Çok güzel bir konu ve iyi bir anlatımla dile gelmiş.
Keşke 384 cezaevi yerine 384 okulumuz daha olsaydı. Gerçi eğitimin suç işleme üzerinde ne kadar etkisi olduğu da tartışılır hale geldi ya.
İmralı ile diğer yerlerin kıyaslamanız da güzeldi ve acı verici bir manzaraydı.
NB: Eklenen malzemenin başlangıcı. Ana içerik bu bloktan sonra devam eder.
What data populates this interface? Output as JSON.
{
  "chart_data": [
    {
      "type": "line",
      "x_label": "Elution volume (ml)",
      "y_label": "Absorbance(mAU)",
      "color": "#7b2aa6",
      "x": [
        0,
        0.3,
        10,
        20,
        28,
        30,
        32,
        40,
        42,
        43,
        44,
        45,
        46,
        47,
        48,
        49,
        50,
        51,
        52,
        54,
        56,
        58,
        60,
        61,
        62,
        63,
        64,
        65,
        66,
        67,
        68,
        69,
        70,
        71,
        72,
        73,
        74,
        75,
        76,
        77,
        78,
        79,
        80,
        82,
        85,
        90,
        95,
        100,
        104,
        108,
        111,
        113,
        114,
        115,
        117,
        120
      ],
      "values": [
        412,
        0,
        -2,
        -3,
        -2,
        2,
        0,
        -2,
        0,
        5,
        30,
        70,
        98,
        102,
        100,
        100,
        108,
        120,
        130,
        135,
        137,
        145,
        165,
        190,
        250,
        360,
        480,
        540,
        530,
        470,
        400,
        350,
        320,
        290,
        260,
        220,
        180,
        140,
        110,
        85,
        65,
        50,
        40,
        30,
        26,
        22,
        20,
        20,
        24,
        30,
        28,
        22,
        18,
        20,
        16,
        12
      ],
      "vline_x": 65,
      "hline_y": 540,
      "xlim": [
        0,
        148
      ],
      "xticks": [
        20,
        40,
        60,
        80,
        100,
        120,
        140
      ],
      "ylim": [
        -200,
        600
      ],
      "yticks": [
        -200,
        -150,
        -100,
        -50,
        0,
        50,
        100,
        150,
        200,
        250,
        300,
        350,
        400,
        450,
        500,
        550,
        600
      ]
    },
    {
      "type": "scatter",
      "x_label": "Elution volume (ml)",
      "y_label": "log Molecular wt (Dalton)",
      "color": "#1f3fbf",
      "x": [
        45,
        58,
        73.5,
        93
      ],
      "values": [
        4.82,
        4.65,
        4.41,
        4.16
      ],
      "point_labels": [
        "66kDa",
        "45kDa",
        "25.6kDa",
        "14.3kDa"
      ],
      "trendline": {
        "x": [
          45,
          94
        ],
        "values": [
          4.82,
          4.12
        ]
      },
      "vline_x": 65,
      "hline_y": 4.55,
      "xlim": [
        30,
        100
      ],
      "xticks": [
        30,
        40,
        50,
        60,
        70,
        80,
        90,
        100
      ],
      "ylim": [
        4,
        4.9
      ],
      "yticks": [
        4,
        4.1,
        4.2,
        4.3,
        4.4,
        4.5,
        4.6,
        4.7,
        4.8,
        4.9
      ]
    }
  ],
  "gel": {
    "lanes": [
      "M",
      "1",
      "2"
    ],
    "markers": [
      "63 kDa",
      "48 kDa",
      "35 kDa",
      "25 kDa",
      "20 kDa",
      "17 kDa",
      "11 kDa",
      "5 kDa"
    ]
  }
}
Neden suçlu bu kadar çok acaba. Nüfus 70 milyon, suçlu sayısı 112 bin, ilginç. Suça iten sebepleri ve çözüm yollarını gerçek suçlulardan anket yapmak, eğitim odaları düzenlemek gerek. Onları tutuklu yada hükümlü bulundukları yerde üretici haline getirmek gerekli diye düşünüyorum.
Yazarı kutluyorum.
Aydınlık bir yürekten
güzel ülkemin acı bir manzarası.Utanmalıyız,hepimiz.Başta ,yönetim yetkisini einde tutanlar...Gerçi güzel bir yüreğin sesi ,sağır kulaklarda ne kadar etkin olabilir ki! Dilerim olur da ben bu cümlenin utancı altında ezilirim.Kalemi güzel insan tşklr yüreğimizi tekrar dağlanmayı anımsattığın için.Çok çabuk unutanlardan olduk ulusça.Ve biz sürekli unutuyoruz.Unutarak kaçıyormuyuz ne utançlarımızdan?